Athey, as several contributors here note, is a deeply literate artist, using and entering into and reworking and embodying texts in his performances but also, as evidenced by several fascinating pieces here, a creator of texts, many of which address his upbringing (the realm of hagiography) and the ongoing centrality (albeit, perhaps, ambiguous) of religion to his life and work. Raised by female relatives with prophetic pretensions and mental disorders—Christian spiritualists preparing for birthing the Second Coming and, after that, marrying Elvis Presley—Athey details both what he calls the “demented grandiosity” of such worldviews (and their theatricality) and his break from that world. He describes narrating his story to a friend, at fifteen, and coming, by that telling, to “a pathetic excuse for an awakening,” rushing home to beat his head against the floor, knocking free fantastic conceptions while reiterating the visceral truth that he was at least “a piece of animated meat.” Yet Athey is far more than meat, just as his performances are about far more than bodies.
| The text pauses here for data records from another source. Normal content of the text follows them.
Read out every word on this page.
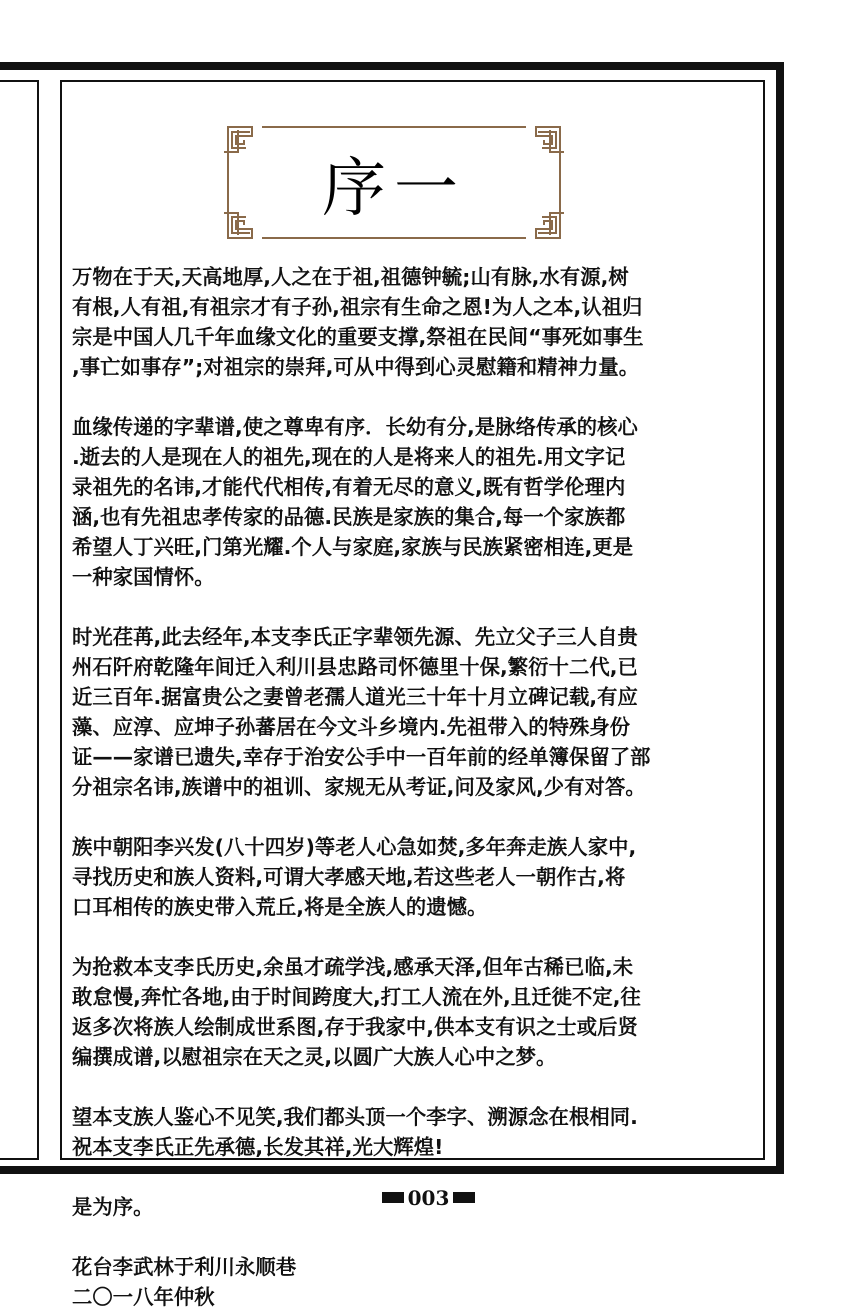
序一
万物在于天,天高地厚,人之在于祖,祖德钟毓;山有脉,水有源,树
有根,人有祖,有祖宗才有子孙,祖宗有生命之恩!为人之本,认祖归
宗是中国人几千年血缘文化的重要支撑,祭祖在民间“事死如事生
,事亡如事存”;对祖宗的崇拜,可从中得到心灵慰籍和精神力量。
血缘传递的字辈谱,使之尊卑有序．长幼有分,是脉络传承的核心
.逝去的人是现在人的祖先,现在的人是将来人的祖先.用文字记
录祖先的名讳,才能代代相传,有着无尽的意义,既有哲学伦理内
涵,也有先祖忠孝传家的品德.民族是家族的集合,每一个家族都
希望人丁兴旺,门第光耀.个人与家庭,家族与民族紧密相连,更是
一种家国情怀。
时光荏苒,此去经年,本支李氏正字辈领先源、先立父子三人自贵
州石阡府乾隆年间迁入利川县忠路司怀德里十保,繁衍十二代,已
近三百年.据富贵公之妻曾老孺人道光三十年十月立碑记载,有应
藻、应淳、应坤子孙蕃居在今文斗乡境内.先祖带入的特殊身份
证——家谱已遗失,幸存于治安公手中一百年前的经单簿保留了部
分祖宗名讳,族谱中的祖训、家规无从考证,问及家风,少有对答。
族中朝阳李兴发(八十四岁)等老人心急如焚,多年奔走族人家中,
寻找历史和族人资料,可谓大孝感天地,若这些老人一朝作古,将
口耳相传的族史带入荒丘,将是全族人的遗憾。
为抢救本支李氏历史,余虽才疏学浅,感承天泽,但年古稀已临,未
敢怠慢,奔忙各地,由于时间跨度大,打工人流在外,且迁徙不定,往
返多次将族人绘制成世系图,存于我家中,供本支有识之士或后贤
编撰成谱,以慰祖宗在天之灵,以圆广大族人心中之梦。
望本支族人鉴心不见笑,我们都头顶一个李字、溯源念在根相同.
祝本支李氏正先承德,长发其祥,光大辉煌!
是为序。
花台李武林于利川永顺巷
二〇一八年仲秋
003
What he calls “spiritual feelings” remain central to his work, which, after all, follows a familiar Christian framework of bodily suffering as a path to transcendence. Enemas of glitter stars and double-headed dildos are, of course, not props mentioned in the gospels, but Athey’s passion is no less classical in pattern; the idiom shifts with context, his crown of thorns is hypodermic needles, but Athey represents one of the most compelling contemporary interpretations of the radical—scandalous, as some theologians say—notion that sovereignty can manifest as and be experienced via abjection.